Como dijo Shakespeare, todos tenemos nuestras entradas y nuestras salidas en este gran escenario que llamamos vida, y ahora los investigadores han identificado el punto específico en la mediana edad cuando nuestro células cerebrales Muestre los primeros signos de comenzar una pendiente descendente.
Esa edad, basada en escaneos y pruebas cerebrales que cubren a 19,300 personas, es en promedio alrededor de 44 años. Es aquí donde la degeneración comienza a ser notable, antes de alcanzar su tarifa más rápida a los 67 años. Para cuando alcanzamos los 90, la velocidad del envejecimiento cerebral se apaga.
Según el equipo detrás del nuevo estudio, dirigido por investigadores de la Universidad de Stony Brook en los Estados Unidos, los hallazgos podrían ser útiles para descubrir formas de promover mejor salud del cerebro Durante las últimas etapas de la vida.

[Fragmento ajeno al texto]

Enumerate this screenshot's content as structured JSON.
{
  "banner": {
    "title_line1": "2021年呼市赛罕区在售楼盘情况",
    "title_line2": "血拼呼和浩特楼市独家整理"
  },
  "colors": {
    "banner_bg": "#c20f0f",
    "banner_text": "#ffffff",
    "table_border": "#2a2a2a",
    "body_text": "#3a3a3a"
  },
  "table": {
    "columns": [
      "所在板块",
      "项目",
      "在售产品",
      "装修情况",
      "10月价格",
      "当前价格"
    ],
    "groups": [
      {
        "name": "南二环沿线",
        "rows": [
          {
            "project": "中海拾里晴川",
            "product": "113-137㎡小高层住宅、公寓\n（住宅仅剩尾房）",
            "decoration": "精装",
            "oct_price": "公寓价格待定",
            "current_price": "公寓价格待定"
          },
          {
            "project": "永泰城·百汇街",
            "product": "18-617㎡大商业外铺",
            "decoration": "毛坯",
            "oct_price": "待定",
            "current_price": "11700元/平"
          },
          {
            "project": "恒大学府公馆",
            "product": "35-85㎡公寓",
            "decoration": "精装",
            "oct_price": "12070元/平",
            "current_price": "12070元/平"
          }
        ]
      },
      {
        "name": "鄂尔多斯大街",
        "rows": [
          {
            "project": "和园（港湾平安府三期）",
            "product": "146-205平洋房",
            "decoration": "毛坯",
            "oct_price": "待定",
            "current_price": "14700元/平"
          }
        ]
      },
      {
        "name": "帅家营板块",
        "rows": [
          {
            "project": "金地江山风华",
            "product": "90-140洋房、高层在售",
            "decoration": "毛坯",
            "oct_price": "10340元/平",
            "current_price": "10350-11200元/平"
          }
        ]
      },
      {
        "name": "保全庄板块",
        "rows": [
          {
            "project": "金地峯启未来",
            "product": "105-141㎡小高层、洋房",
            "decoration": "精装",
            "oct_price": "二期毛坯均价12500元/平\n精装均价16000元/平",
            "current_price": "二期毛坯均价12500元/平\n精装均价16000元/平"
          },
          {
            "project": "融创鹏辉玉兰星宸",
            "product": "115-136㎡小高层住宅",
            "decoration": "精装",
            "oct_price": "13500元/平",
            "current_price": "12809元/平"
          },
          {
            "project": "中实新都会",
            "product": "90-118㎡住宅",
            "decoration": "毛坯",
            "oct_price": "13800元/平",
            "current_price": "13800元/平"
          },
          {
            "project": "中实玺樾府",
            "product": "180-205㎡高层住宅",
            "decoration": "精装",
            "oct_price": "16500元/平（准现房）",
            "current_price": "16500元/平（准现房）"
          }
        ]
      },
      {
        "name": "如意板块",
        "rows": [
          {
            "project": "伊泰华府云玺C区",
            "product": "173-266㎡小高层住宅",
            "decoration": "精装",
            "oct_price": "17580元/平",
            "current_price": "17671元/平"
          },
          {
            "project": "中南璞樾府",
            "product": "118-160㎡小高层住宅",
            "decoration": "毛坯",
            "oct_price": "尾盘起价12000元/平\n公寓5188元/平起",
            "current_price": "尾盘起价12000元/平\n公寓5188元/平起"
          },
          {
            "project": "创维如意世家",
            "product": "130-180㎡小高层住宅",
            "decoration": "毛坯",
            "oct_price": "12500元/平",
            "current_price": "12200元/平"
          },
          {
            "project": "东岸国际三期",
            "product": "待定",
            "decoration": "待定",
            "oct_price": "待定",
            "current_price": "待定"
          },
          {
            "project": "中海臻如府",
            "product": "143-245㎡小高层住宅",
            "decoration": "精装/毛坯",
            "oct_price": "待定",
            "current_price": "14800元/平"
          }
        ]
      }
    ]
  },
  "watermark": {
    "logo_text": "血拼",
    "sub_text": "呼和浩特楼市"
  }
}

“Comprender exactamente cuándo y cómo se acelera el envejecimiento cerebral nos da puntos de tiempo estratégicos para la intervención”. dice La neurocientífica de la Universidad Stony Brook Lilianne Mujica-Parodi.
“Hemos identificado una ventana crítica de mediana edad donde el cerebro comienza a experimentar el acceso a la energía a la energía, pero antes de que ocurra el daño irreversible, esencialmente la ‘curva’ antes del ‘descanso'”.
El equipo también pudo identificar a un potencial impulsor principal de esta descomposición: neuronal resistencia a la insulina. Los resultados sugieren que a medida que nuestros cerebros envejecen, la insulina tiene un efecto reducido en las neuronas, lo que significa que se toma menos glucosa como energía, que luego comienza a romper la señalización cerebral.
Esta idea de que el metabolismo afecta el envejecimiento cerebral fue apoyada por un análisis genético realizado por los investigadores. Actividad relacionada con la proteína GLUT4 que absorbe glucosa y la proteína que transmite grasa apoE coincidía con los signos de desgaste del cerebro.
Se deduce que de alguna manera reemplazar o reparar fuentes de energía para las neuronas podría ayudar a frenar el envejecimiento del cerebro, y potencialmente nos da otra opción de tratamiento para las enfermedades neurodegenerativas (APOE también ha sido fuertemente asociado con el Alzheimer en el pasado).
“Durante la mediana edad, las neuronas están estresadas metabólicamente debido a un combustible insuficiente; están luchando, pero aún son viables”, dice Mujica-Parodi.
“Por lo tanto, proporcionar un combustible alternativo durante esta ventana crítica puede ayudar a restaurar la función. Sin embargo, en edades posteriores, la inanición prolongada de las neuronas puede haber desencadenado una cascada de otros efectos fisiológicos que hacen que la intervención sea menos efectiva”.
Los investigadores probaron la hipótesis con un grupo de 101 personas que recibieron suplementos de cetónque parecen promover la sensibilidad a la insulina en las células cerebrales y suprimir el daño metabólico.
La degradación del cerebro se estabilizó después de que se tomaron los suplementos de cetona, con los mayores beneficios que aparecen para aquellos en la mediana edad (40 a 59 en este caso). Eso sugiere que un tratamiento de este tipo podría funcionar, pero el tiempo será crucial.
“Esto representa un cambio de paradigma en la forma en que pensamos en la prevención del envejecimiento del cerebro”. dice Neurocientista Botond Antal, de la Universidad Stony Brook.
“En lugar de esperar los síntomas cognitivos, que pueden no aparecer hasta que se haya producido un daño sustancial, podemos identificar potencialmente a las personas en riesgo a través de marcadores neurometabólicos e intervenir durante esta ventana crítica”.
La investigación ha sido publicada en PNAS.